Provision an Azure AI Language resource

Completed

Azure AI Language is designed to help you extract information from text. It provides functionality that you can use for:

  • Language detection - determining the language in which text is written.

  • Key phrase extraction - identifying important words and phrases in the text that indicate the main points.

  • Sentiment analysis - quantifying how positive or negative the text is.

  • Named entity recognition - detecting references to entities, including people, locations, time periods, organizations, and more.

  • Entity linking - identifying specific entities by providing reference links to Wikipedia articles.

    Diagram showing an Azure AI Language resource performing language detection, key phrase extraction, sentiment analysis, named entity recognition, and entity linking.

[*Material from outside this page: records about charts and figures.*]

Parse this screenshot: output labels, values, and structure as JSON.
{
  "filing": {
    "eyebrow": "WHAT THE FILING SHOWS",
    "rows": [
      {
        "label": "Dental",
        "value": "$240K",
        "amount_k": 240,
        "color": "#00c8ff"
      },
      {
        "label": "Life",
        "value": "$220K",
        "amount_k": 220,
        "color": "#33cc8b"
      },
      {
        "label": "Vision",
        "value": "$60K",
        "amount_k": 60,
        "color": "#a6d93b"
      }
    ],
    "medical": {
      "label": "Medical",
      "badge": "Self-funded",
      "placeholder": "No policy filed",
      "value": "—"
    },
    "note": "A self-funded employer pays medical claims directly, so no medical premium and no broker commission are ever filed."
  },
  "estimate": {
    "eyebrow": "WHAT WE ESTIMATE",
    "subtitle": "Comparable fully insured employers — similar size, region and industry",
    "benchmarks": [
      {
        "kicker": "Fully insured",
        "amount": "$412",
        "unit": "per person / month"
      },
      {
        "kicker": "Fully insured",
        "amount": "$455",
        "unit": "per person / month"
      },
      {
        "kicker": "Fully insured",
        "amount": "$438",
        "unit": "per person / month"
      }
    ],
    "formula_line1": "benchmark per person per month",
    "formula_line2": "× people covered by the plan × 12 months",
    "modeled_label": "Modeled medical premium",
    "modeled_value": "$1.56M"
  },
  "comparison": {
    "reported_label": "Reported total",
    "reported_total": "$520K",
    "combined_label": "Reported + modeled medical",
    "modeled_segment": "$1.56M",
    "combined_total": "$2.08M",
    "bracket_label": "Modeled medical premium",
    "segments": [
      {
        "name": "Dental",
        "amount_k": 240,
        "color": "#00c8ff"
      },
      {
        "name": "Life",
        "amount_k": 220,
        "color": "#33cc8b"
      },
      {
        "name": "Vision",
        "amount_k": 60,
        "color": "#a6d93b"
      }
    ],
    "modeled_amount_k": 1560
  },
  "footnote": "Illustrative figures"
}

Azure resources for text analysis

To use Azure AI Language to analyze text, you must provision a resource for it in your Azure subscription.

After you have provisioned a suitable resource in your Azure subscription, you can use its endpoint and one of its keys to call the Azure AI Language APIs from your code. You can call the Azure AI Language APIs by submitting requests in JSON format to the REST interface, or by using any of the available programming language-specific SDKs.

Note

The code examples in the subsequent units in this module show the JSON requests and responses exchanged with the REST interface. When using an SDK, the JSON requests are abstracted by appropriate objects and methods that encapsulate the same data values. You'll get a chance to try the SDK for C# or Python for yourself in the exercise later in the module.